A Short Note on Swaps or Ingredients:
*While I cannot guarantee that using these swaps will yield the same flavors I have create in this recipe, these swaps should generally work well!*
Use the Nomato Sauce that is linked below (or one that is similar) if you're sensitive to nightshades or in the strict phase of the AIP. You CAN also use a clean, regular marinara sauce if you're not sensitive to nightshades or in the strict phase of the AIP. So, for those who are NOT on the Autoimmune Protocol, please feel free to use a nightshade based tomato sauce in place of the Nomato sauce. It will taste just as scrumptious either way!
Feel free to use whatever color of carrot that you would like. The purple carrots are higher in antioxidants but other then that, flavor wise, the colors are interchangeable.
You can easily swap out the ground bison for any other ground protein like beef, veal, chicken, turkey, or pork.
The bacon I use is sugar free, gluten free, nitrate/nitrite free and uncured. This is the only type of bacon I will use. I encourage you to at least find bacon that is uncured, nitrate/nitrite free.
Use the brand "CoYo" for my plain coconut yogurt if you're sensitive to dairy, nuts, or if you're in the strict phase of the AIP. You CAN also use regular cows milk plain yogurt or a plain nut based yogurt if you're not in the strict phase of the AIP or sensitive to any of the ingredients. As for brands, coconut yogurts can vary widley. The CoYo brand has a mild, tangy taste and a thicker more greek yogurt like consistency. Two other brands I have used with success for this recipe are Coconut Collaborative & Culina. Do not mistake the suggested CoYo brand for a similar brand called "CocoYo"by GT's. This one is very vinegar like in takes and while its good for some, its taste and consistency will not be right for this recipe.
Be sure your coconut milk is full fat and unsweetened. For the strict phase of the AIP, be sure there are no added gums (the only ingredients should be coconut/coconut meat and water).
Equipment Needed to Create this Recipe:
food processor or high-powered blender
a good knife
large cast iron skillet
Bison & Offal Bolognese over Spaghetti Squash
(gluten/nightshade free & AIP/paleo)
Prep time: 10-15 minutes Cook time: 40 minutes Yield: 4
1 large spaghetti squash, cooked, seeded, and strands pulled from skin. (click the link bellow for the recipe!)
8 oz. KC Natural No Tomato Pasta Sauce or another Nomato sauce (if you're not AIP, feel free to use an organic, no sugar added tomato sauce instead!)
¾ lb. ground bison
½ lb. organic chicken livers, pureed
3 slices of uncured bacon, chopped
2 small-medium celery stalks, diced
2 small garlic cloves, minced
1 onion, chopped
1 large purple carrot, diced
¼ cup full fat, unsweetened coconut milk or plain Coyo coconut yogurt
1.5 tbsp. bacon fat
1 tsp. sea salt
1 tsp. garlic granules
Fresh basil, torn or sliced, as garnish
How to Create this Recipe:
Cook spaghetti squash in the Instant Pot (see recipe for instructions HERE)
While the squash is cooking, prep the veggies, chop the bacon, and puree the chicken livers.
Add bacon fat to cast iron skillet at medium heat. Then add the onion, carrots, and celery. Cook for about 10-15 minutes, until the onions become translucent. Add the garlic and cook for an additional 1 minute.
Turn up the heat to medium-high and then add all 3 meats. Cook for 10-15 minutes until the meats are cooked through.
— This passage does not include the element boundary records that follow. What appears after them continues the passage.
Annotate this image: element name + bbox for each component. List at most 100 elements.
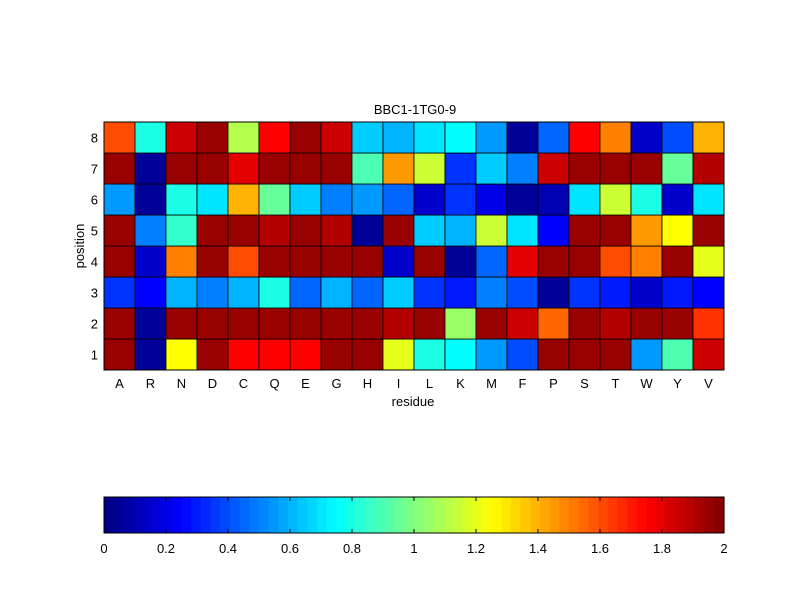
heatmap-cell <box>630 121 663 154</box>
colorbar-tick-label: 1.4 <box>529 541 547 556</box>
colorbar-ticks: 0 0.2 0.4 0.6 0.8 1 1.2 1.4 1.6 1.8 2 <box>100 497 728 556</box>
x-tick-label: I <box>397 376 401 391</box>
x-tick-label: R <box>146 376 155 391</box>
colorbar-segment <box>530 497 541 533</box>
heatmap-cell <box>320 276 353 309</box>
colorbar-segment <box>452 497 464 533</box>
heatmap-cell <box>599 276 632 309</box>
heatmap-cell <box>537 121 570 154</box>
heatmap-cell <box>165 152 198 185</box>
colorbar-segment <box>433 497 444 533</box>
colorbar-tick-label: 0 <box>100 541 107 556</box>
heatmap-cell <box>134 307 167 340</box>
heatmap-cell <box>196 245 229 278</box>
colorbar-segment <box>278 497 289 533</box>
colorbar-segment <box>307 497 318 533</box>
heatmap-cell <box>165 183 198 216</box>
heatmap-cell <box>568 121 601 154</box>
colorbar-segment <box>123 497 134 533</box>
heatmap-cell <box>413 183 446 216</box>
heatmap-cell <box>320 214 353 247</box>
colorbar-segment <box>617 497 628 533</box>
heatmap-cell <box>413 152 446 185</box>
colorbar-segment <box>181 497 192 533</box>
heatmap-cell <box>506 245 539 278</box>
colorbar-tick-label: 0.4 <box>219 541 237 556</box>
heatmap-cell <box>599 214 632 247</box>
x-tick-label: Y <box>673 376 682 391</box>
heatmap-cell <box>382 307 415 340</box>
x-tick-label: C <box>239 376 248 391</box>
colorbar-segment <box>423 497 434 533</box>
heatmap-cell <box>537 152 570 185</box>
heatmap-cell <box>661 152 694 185</box>
colorbar <box>104 497 725 533</box>
heatmap-cell <box>599 338 632 371</box>
colorbar-segment <box>268 497 279 533</box>
heatmap-cell <box>351 183 384 216</box>
colorbar-segment <box>462 497 473 533</box>
colorbar-segment <box>152 497 163 533</box>
heatmap-cell <box>382 338 415 371</box>
heatmap-cell <box>289 183 322 216</box>
heatmap-cell <box>382 152 415 185</box>
colorbar-segment <box>636 497 648 533</box>
heatmap-cell <box>568 276 601 309</box>
heatmap-cell <box>227 214 260 247</box>
colorbar-tick-label: 1 <box>410 541 417 556</box>
colorbar-segment <box>133 497 144 533</box>
y-tick-label: 7 <box>91 162 98 177</box>
heatmap-cell <box>103 338 136 371</box>
heatmap-cell <box>692 276 725 309</box>
x-axis-label: residue <box>392 394 435 409</box>
heatmap-cell <box>227 307 260 340</box>
heatmap-cell <box>413 121 446 154</box>
colorbar-segment <box>598 497 609 533</box>
heatmap-cell <box>258 276 291 309</box>
heatmap-cell <box>692 152 725 185</box>
heatmap-cell <box>568 338 601 371</box>
heatmap-cell <box>258 307 291 340</box>
colorbar-segment <box>220 497 231 533</box>
heatmap-cell <box>382 183 415 216</box>
colorbar-tick-label: 1.8 <box>653 541 671 556</box>
heatmap-cell <box>413 307 446 340</box>
heatmap-cell <box>165 214 198 247</box>
heatmap-cell <box>444 121 477 154</box>
colorbar-tick-label: 0.6 <box>281 541 299 556</box>
heatmap-cell <box>568 307 601 340</box>
colorbar-segment <box>569 497 580 533</box>
colorbar-segment <box>414 497 425 533</box>
y-tick-label: 5 <box>91 224 98 239</box>
y-tick-label: 4 <box>91 255 98 270</box>
colorbar-segment <box>365 497 376 533</box>
heatmap-cell <box>506 121 539 154</box>
heatmap-cell <box>196 183 229 216</box>
heatmap-cell <box>103 152 136 185</box>
y-tick-label: 2 <box>91 317 98 332</box>
heatmap-cell <box>661 183 694 216</box>
heatmap-cell <box>258 338 291 371</box>
heatmap-cell <box>289 276 322 309</box>
heatmap-cell <box>444 276 477 309</box>
colorbar-segment <box>607 497 619 533</box>
heatmap-cell <box>382 214 415 247</box>
heatmap-cell <box>475 307 508 340</box>
heatmap-cell <box>134 152 167 185</box>
colorbar-segment <box>675 497 686 533</box>
heatmap-cell <box>258 121 291 154</box>
heatmap-cell <box>227 183 260 216</box>
heatmap-cell <box>661 307 694 340</box>
heatmap-cell <box>165 245 198 278</box>
heatmap-cell <box>103 307 136 340</box>
heatmap-cell <box>289 121 322 154</box>
colorbar-segment <box>317 497 328 533</box>
heatmap-cell <box>444 183 477 216</box>
colorbar-tick-label: 1.6 <box>591 541 609 556</box>
heatmap-cell <box>692 183 725 216</box>
colorbar-segment <box>142 497 154 533</box>
heatmap-cell <box>537 183 570 216</box>
heatmap-cell <box>320 307 353 340</box>
plot-area-frame <box>103 121 725 371</box>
Add the sea salt and garlic, taste and adjust if you need more seasoning.
Next, add the No Tomato sauce, coconut milk/coconut yogurt, and stir to combine. Cook for a final 5 minutes and then remove from heat.
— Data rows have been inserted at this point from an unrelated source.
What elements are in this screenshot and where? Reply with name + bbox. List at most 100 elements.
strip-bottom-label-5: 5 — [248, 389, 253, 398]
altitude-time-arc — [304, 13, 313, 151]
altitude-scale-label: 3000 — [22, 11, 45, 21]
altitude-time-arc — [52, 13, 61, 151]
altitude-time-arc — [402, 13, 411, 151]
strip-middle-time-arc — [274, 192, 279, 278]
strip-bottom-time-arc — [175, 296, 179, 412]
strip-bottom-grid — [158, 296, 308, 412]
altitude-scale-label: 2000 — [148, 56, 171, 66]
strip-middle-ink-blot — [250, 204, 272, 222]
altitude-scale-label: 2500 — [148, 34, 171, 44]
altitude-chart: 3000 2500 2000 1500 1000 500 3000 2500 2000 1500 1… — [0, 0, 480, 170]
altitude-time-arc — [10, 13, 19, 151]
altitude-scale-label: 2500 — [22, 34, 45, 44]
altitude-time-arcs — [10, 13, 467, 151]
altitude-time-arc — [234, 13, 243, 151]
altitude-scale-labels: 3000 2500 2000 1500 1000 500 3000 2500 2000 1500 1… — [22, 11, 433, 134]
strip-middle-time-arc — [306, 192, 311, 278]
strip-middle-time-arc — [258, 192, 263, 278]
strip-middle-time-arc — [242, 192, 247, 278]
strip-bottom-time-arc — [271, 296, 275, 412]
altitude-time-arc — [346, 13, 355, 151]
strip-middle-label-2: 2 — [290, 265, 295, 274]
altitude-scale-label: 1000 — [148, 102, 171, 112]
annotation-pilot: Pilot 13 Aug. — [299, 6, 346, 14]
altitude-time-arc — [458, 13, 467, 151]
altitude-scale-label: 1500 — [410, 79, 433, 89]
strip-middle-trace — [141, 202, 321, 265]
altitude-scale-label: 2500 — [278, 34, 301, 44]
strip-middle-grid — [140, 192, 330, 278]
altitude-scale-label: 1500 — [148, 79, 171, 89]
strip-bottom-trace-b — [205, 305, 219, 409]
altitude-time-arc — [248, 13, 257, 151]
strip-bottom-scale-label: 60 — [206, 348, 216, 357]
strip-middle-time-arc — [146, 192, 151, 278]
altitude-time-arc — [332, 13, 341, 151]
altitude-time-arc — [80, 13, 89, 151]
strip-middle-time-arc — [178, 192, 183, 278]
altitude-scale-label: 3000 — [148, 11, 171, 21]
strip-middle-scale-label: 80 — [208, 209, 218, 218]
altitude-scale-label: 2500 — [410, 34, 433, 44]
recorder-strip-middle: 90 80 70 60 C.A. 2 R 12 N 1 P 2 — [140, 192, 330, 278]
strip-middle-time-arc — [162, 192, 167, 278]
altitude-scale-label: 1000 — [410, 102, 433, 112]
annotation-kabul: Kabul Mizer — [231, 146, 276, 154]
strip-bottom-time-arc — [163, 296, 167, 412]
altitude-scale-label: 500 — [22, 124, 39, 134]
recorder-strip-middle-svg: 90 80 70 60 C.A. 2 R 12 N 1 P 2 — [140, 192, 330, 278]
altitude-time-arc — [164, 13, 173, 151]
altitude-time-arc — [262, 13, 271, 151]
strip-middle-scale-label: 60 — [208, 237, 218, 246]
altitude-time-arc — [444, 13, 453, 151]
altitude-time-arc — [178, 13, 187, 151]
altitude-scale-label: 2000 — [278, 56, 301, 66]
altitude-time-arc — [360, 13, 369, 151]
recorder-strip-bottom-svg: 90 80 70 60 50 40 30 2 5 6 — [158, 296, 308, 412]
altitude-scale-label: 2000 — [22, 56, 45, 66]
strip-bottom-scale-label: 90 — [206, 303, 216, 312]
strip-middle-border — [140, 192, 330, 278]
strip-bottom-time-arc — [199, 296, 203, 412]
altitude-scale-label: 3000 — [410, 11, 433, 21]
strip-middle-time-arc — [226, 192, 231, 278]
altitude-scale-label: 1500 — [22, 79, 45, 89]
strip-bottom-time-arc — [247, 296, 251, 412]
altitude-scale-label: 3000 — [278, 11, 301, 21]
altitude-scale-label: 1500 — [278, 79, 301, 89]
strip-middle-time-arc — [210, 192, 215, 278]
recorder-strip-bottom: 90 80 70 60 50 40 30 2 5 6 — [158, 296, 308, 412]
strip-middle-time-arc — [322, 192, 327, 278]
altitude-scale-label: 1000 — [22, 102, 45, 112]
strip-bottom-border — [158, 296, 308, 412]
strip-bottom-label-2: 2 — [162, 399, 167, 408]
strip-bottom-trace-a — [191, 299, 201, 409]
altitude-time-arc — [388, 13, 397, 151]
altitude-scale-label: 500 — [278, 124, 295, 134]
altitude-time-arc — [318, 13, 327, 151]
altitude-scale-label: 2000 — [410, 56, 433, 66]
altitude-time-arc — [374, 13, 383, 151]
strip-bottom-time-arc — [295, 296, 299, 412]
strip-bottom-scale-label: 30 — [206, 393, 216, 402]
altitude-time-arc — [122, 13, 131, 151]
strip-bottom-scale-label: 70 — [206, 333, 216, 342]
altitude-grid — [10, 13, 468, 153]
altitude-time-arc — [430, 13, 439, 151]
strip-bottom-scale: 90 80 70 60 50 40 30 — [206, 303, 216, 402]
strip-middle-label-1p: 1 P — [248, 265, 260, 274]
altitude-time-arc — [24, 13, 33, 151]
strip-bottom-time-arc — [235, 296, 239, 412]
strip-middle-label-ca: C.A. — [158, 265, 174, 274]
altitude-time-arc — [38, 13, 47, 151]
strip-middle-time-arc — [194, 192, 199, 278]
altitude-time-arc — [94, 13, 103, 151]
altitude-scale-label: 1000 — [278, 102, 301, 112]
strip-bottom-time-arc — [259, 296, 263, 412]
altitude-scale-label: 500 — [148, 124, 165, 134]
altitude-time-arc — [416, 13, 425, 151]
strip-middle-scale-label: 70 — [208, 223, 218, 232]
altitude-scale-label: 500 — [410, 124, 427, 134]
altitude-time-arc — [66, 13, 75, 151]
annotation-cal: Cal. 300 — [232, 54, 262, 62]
Turning your attention back to the squash, pull out the seeds from the centers of the cooked squash and dispose of them. Then, pull the strands out with tongs and portion into 4 servings. Finally, top the spaghetti squash with the Bolognese sauce and fresh basil.
This dish freezes and reheats extremely well so it is great for batch cooking! Just be sure to allow it to cool completely before freezing, freeze in glass containers.
Reheat on the stovetop or in the oven at 375 degrees F. for best results and to keep the best texture!
Serving Size: 1 (based off of 4 servings total)
Fat: 25 g
Carbs: 21 g
Protein: 37 g
*All nutritional information are estimations and will vary.